Writing The Stranger
In a previous interview, we spoke with Sud about “slow-burn storytelling,” which applied to the rhythm and tone of our work. The Stranger, of course, is somewhat the opposite of her previous formula because it is told at a faster pace.
“The Stranger was definitely more of a hybrid of television and movie,” she said of the 13-episode series (episodes range from about five to fifteen minutes each). “We shot it like a movie and edited it – to some degree – like a television show. We wrote both ways.”
Specifically, Sud wrote the story with a three-act structure in mind and then went through the full script to see where she was at every ten pages or so. For the most part, it wasn’t quite this simple, so Veena had to re-think the act structure.

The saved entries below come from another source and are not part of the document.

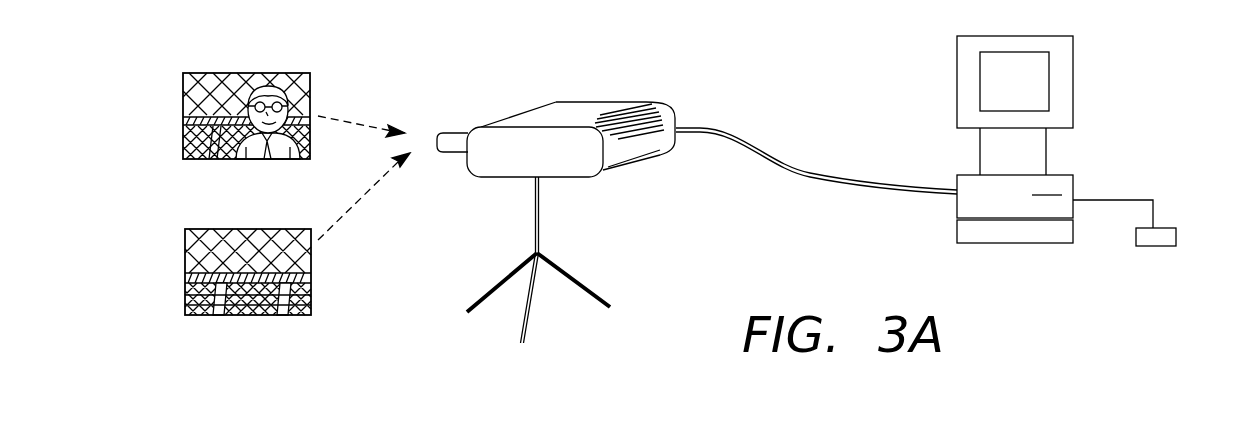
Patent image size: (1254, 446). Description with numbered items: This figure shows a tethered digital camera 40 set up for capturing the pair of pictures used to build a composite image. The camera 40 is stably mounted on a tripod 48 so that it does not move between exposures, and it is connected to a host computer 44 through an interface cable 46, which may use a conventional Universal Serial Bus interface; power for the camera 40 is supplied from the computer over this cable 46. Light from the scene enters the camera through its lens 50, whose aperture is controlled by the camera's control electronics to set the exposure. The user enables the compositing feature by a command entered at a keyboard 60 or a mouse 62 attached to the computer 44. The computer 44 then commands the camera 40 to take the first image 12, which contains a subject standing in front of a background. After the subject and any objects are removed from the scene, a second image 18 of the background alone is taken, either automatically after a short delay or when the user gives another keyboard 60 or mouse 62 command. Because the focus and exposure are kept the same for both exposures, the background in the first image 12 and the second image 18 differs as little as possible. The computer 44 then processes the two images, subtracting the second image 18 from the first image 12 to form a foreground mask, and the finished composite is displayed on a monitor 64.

The first image 12 is at (310, 80).
The second image 18 is at (311, 258).
The tethered digital camera 40 is at (558, 115).
The lens 50 is at (450, 132).
The tripod 48 is at (537, 230).
The interface cable 46 is at (700, 128).
The host computer 44 is at (1050, 182).
The keyboard 60 is at (970, 237).
The monitor 64 is at (1068, 62).
The mouse 62 is at (1165, 232).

“In television, the number of acts has changed over time, but the acts that I’ve worked with on the last two shows have usually been about ten minutes each, so thinking about ten-minute increments felt natural.”
The screenwriter broke the episode up sort of like episodes of the show Kiefer Sutherland-led show 24, with each episode earning a title like “7:00 PM” or “6:00 AM.” Then, the challenge was making sure it didn’t feel repetitive.

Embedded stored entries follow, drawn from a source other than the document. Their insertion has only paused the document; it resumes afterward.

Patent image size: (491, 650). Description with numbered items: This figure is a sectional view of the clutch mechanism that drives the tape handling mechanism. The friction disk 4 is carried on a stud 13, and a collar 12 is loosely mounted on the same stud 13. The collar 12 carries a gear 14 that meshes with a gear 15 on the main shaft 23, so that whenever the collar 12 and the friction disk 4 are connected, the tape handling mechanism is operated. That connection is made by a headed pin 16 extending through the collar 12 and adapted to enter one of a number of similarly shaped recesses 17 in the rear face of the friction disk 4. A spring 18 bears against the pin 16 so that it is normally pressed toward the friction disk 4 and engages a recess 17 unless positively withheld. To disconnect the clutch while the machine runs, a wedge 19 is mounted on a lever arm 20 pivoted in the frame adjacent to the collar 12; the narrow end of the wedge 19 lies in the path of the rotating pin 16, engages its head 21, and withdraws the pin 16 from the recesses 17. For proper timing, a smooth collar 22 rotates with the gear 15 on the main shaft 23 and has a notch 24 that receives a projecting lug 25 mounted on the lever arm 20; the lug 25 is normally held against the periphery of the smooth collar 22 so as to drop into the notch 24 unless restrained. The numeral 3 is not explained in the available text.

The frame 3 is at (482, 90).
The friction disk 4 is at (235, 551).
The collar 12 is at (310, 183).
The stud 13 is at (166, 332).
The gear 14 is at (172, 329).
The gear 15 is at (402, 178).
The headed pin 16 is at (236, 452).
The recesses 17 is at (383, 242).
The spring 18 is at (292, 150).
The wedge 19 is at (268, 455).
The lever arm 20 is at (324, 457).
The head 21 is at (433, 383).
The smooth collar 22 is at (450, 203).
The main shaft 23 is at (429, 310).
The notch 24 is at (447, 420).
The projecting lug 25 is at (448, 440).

“The outs [or episode endings] would feel repetitive if I kept doing the same thing,” she said. “It would feel like a one-trick pony, so I had to be mindful and use the out of, ‘Is the hero a reliable narrator?’ or ‘Is our hero in fact, crazy?’”

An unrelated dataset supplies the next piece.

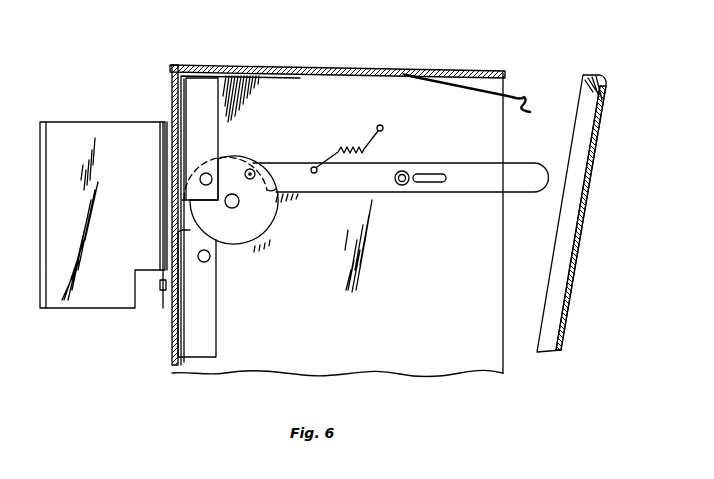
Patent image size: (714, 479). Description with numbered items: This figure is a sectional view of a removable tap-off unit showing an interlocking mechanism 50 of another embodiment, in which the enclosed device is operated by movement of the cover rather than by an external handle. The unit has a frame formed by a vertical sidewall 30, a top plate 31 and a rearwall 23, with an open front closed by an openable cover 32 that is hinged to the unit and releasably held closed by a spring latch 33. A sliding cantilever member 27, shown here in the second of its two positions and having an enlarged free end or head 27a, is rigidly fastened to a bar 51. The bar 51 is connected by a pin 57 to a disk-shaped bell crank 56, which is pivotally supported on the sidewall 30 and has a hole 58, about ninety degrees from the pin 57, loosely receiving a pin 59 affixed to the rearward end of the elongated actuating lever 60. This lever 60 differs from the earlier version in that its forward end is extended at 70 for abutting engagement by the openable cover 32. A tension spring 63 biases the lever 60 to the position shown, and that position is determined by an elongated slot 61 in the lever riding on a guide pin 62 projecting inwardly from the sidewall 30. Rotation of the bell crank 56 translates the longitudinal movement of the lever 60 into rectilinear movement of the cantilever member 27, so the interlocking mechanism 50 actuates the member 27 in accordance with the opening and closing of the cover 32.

Specifically, this meant making the audience wonder if Dane DeHaan’s (Valerian) character was real, or just a figment of Maika Monroe’s (It Follows) character’s imagination. “So, there were definitely different points of excitement.”
Weaponizing Audience Technology
Another interesting aspect of this particular story is that Sud weaponizes two things the viewer has with them during the viewing: their mind and their phone.
“Ultimately, the story itself is about being watched and followed by someone who has access to you because you walk around with a phone, which for the most part, we all do. The truth is, technology is moving at such a hyper-speed, we don’t have time to think of the ethical implications before the technology is developed.”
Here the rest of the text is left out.